Progression Risk Stratification of Asymptomatic Waldenström Macroglobulinemia

• Published in: Journal of clinical oncology Vol. 37; no. 16; pp. 1403 - 1411
• Main Authors: Bustoros, Mark, Sklavenitis-Pistofidis, Romanos, Kapoor, Prashant, Liu, Chia-Jen, Kastritis, Efstathios, Zanwar, Saurabh, Fell, Geoffrey, Abeykoon, Jithma P, Hornburg, Kalvis, Neuse, Carl Jannes, Marinac, Catherine R, Liu, David, Soiffer, Jenny, Gavriatopoulou, Maria, Boehner, Cody, Cappuccio, Joseph M, Dumke, Henry, Reyes, Kaitlen, Soiffer, Robert J, Kyle, Robert A, Treon, Steven P, Castillo, Jorge J, Dimopoulos, Meletios A, Ansell, Stephen M, Trippa, Lorenzo, Ghobrial, Irene M
• Format: Journal Article
• Language: English
• Published: United States American Society of Clinical Oncology 01.06.2019
• Subjects: Adult; Aged; Aged, 80 and over; Asymptomatic Diseases; beta 2-Microglobulin - blood; Biomarkers - blood; Bone Marrow - pathology; Boston; Decision Support Techniques; Disease Progression; Female; Humans; Immunoglobulin M - blood; Male; Middle Aged; Mutation; Myeloid Differentiation Factor 88 - genetics; ORIGINAL REPORTS; Predictive Value of Tests; Prognosis; Risk Assessment; Risk Factors; Serum Albumin, Human - metabolism; Time Factors; Waldenstrom Macroglobulinemia - diagnosis; Waldenstrom Macroglobulinemia - genetics; Waldenstrom Macroglobulinemia - immunology; Waldenstrom Macroglobulinemia - pathology; Boston
• ISSN: 0732-183X; 1527-7755
• DOI: 10.1200/jco.19.00394

Waldenström macroglobulinemia (WM) is preceded by asymptomatic WM (AWM), for which the risk of progression to overt disease is not well defined.

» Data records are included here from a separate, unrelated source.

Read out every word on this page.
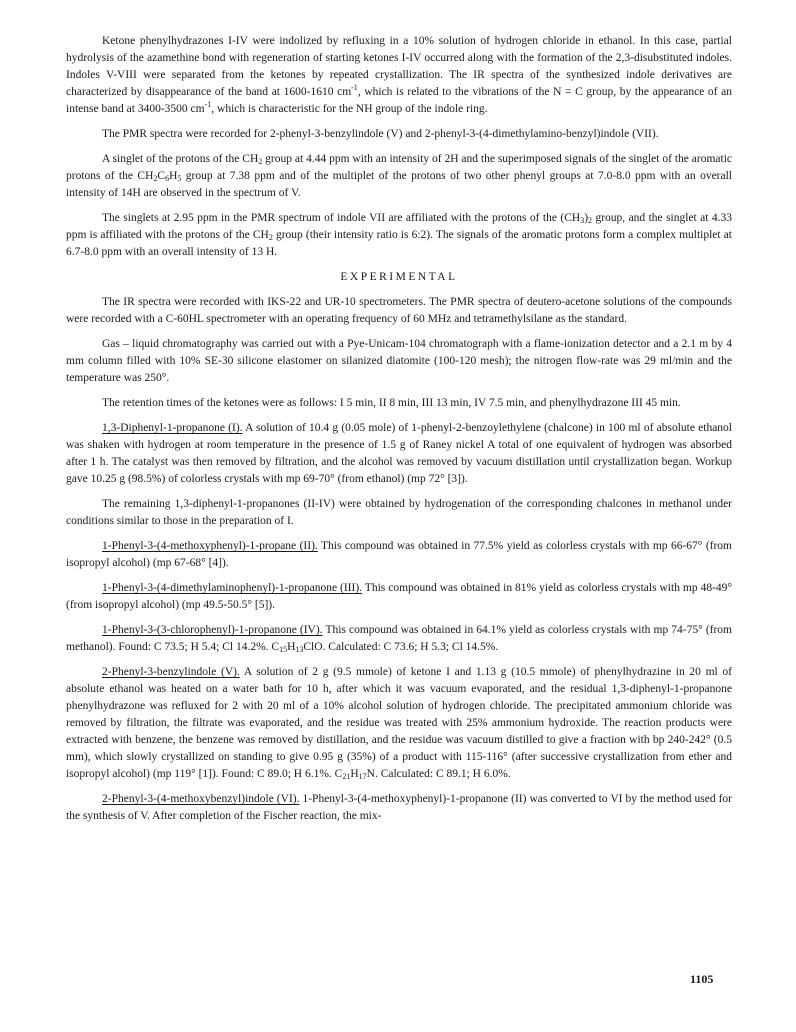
Ketone phenylhydrazones I-IV were indolized by refluxing in a 10% solution of hydrogen chloride in ethanol. In this case, partial hydrolysis of the azamethine bond with regeneration of starting ketones I-IV occurred along with the formation of the 2,3-disubstituted indoles. Indoles V-VIII were separated from the ketones by repeated crystallization. The IR spectra of the synthesized indole derivatives are characterized by disappearance of the band at 1600-1610 $cm^{-1}$, which is related to the vibrations of the N = C group, by the appearance of an intense band at 3400-3500 $cm^{-1}$, which is characteristic for the NH group of the indole ring.

The PMR spectra were recorded for 2-phenyl-3-benzylindole (V) and 2-phenyl-3-(4-dimethylamino-benzyl)indole (VII).

A singlet of the protons of the $CH_2$ group at 4.44 ppm with an intensity of 2H and the superimposed signals of the singlet of the aromatic protons of the $CH_2C_6H_5$ group at 7.38 ppm and of the multiplet of the protons of two other phenyl groups at 7.0-8.0 ppm with an overall intensity of 14H are observed in the spectrum of V.

The singlets at 2.95 ppm in the PMR spectrum of indole VII are affiliated with the protons of the $(CH_3)_2$ group, and the singlet at 4.33 ppm is affiliated with the protons of the $CH_2$ group (their intensity ratio is 6:2). The signals of the aromatic protons form a complex multiplet at 6.7-8.0 ppm with an overall intensity of 13 H.

EXPERIMENTAL

The IR spectra were recorded with IKS-22 and UR-10 spectrometers. The PMR spectra of deutero-acetone solutions of the compounds were recorded with a C-60HL spectrometer with an operating frequency of 60 MHz and tetramethylsilane as the standard.

Gas – liquid chromatography was carried out with a Pye-Unicam-104 chromatograph with a flame-ionization detector and a 2.1 m by 4 mm column filled with 10% SE-30 silicone elastomer on silanized diatomite (100-120 mesh); the nitrogen flow-rate was 29 ml/min and the temperature was 250°.

The retention times of the ketones were as follows: I 5 min, II 8 min, III 13 min, IV 7.5 min, and phenylhydrazone III 45 min.

1,3-Diphenyl-1-propanone (I). A solution of 10.4 g (0.05 mole) of 1-phenyl-2-benzoylethylene (chalcone) in 100 ml of absolute ethanol was shaken with hydrogen at room temperature in the presence of 1.5 g of Raney nickel A total of one equivalent of hydrogen was absorbed after 1 h. The catalyst was then removed by filtration, and the alcohol was removed by vacuum distillation until crystallization began. Workup gave 10.25 g (98.5%) of colorless crystals with mp 69-70° (from ethanol) (mp 72° [3]).

The remaining 1,3-diphenyl-1-propanones (II-IV) were obtained by hydrogenation of the corresponding chalcones in methanol under conditions similar to those in the preparation of I.

1-Phenyl-3-(4-methoxyphenyl)-1-propane (II). This compound was obtained in 77.5% yield as colorless crystals with mp 66-67° (from isopropyl alcohol) (mp 67-68° [4]).

1-Phenyl-3-(4-dimethylaminophenyl)-1-propanone (III). This compound was obtained in 81% yield as colorless crystals with mp 48-49° (from isopropyl alcohol) (mp 49.5-50.5° [5]).

1-Phenyl-3-(3-chlorophenyl)-1-propanone (IV). This compound was obtained in 64.1% yield as colorless crystals with mp 74-75° (from methanol). Found: C 73.5; H 5.4; Cl 14.2%. $C_{15}H_{13}ClO$. Calculated: C 73.6; H 5.3; Cl 14.5%.

2-Phenyl-3-benzylindole (V). A solution of 2 g (9.5 mmole) of ketone I and 1.13 g (10.5 mmole) of phenylhydrazine in 20 ml of absolute ethanol was heated on a water bath for 10 h, after which it was vacuum evaporated, and the residual 1,3-diphenyl-1-propanone phenylhydrazone was refluxed for 2 with 20 ml of a 10% alcohol solution of hydrogen chloride. The precipitated ammonium chloride was removed by filtration, the filtrate was evaporated, and the residue was treated with 25% ammonium hydroxide. The reaction products were extracted with benzene, the benzene was removed by distillation, and the residue was vacuum distilled to give a fraction with bp 240-242° (0.5 mm), which slowly crystallized on standing to give 0.95 g (35%) of a product with 115-116° (after successive crystallization from ether and isopropyl alcohol) (mp 119° [1]). Found: C 89.0; H 6.1%. $C_{21}H_{17}N$. Calculated: C 89.1; H 6.0%.

2-Phenyl-3-(4-methoxybenzyl)indole (VI). 1-Phenyl-3-(4-methoxyphenyl)-1-propanone (II) was converted to VI by the method used for the synthesis of V. After completion of the Fischer reaction, the mix-

1105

We studied 439 patients with AWM, who were diagnosed and observed at Dana-Farber Cancer Institute between 1992 and 2014. During the 23-year study period, with a median follow-up of 7.8 years, 317 patients progressed to symptomatic WM (72%). Immunoglobulin M 4,500 mg/dL or greater, bone marrow lymphoplasmacytic infiltration 70% or greater, β2-microglobulin 4.0 mg/dL or greater, and albumin 3.5 g/dL or less were all identified as independent predictors of disease progression. To assess progression risk in patients with AWM, we trained and cross-validated a proportional hazards model using bone marrow infiltration, immunoglobulin M, albumin, and beta-2 microglobulin values as continuous measures. The model divided the cohort into three distinct risk groups: a high-risk group with a median time to progression (TTP) of 1.8 years, an intermediate-risk group with a median TTP of 4.8 years, and a low-risk group with a median TTP of 9.3 years. We validated this model in two external cohorts, demonstrating robustness and generalizability. For clinical applicability, we made the model available as a Web page application ( www.awmrisk.com ). By combining two cohorts, we were powered to identify wild type MYD88 as an independent predictor of progression (hazard ratio, 2.7). This classification system is positioned to inform patient monitoring and care and, for the first time to our knowledge, to identify patients with high-risk AWM who may need closer follow-up or benefit from early intervention.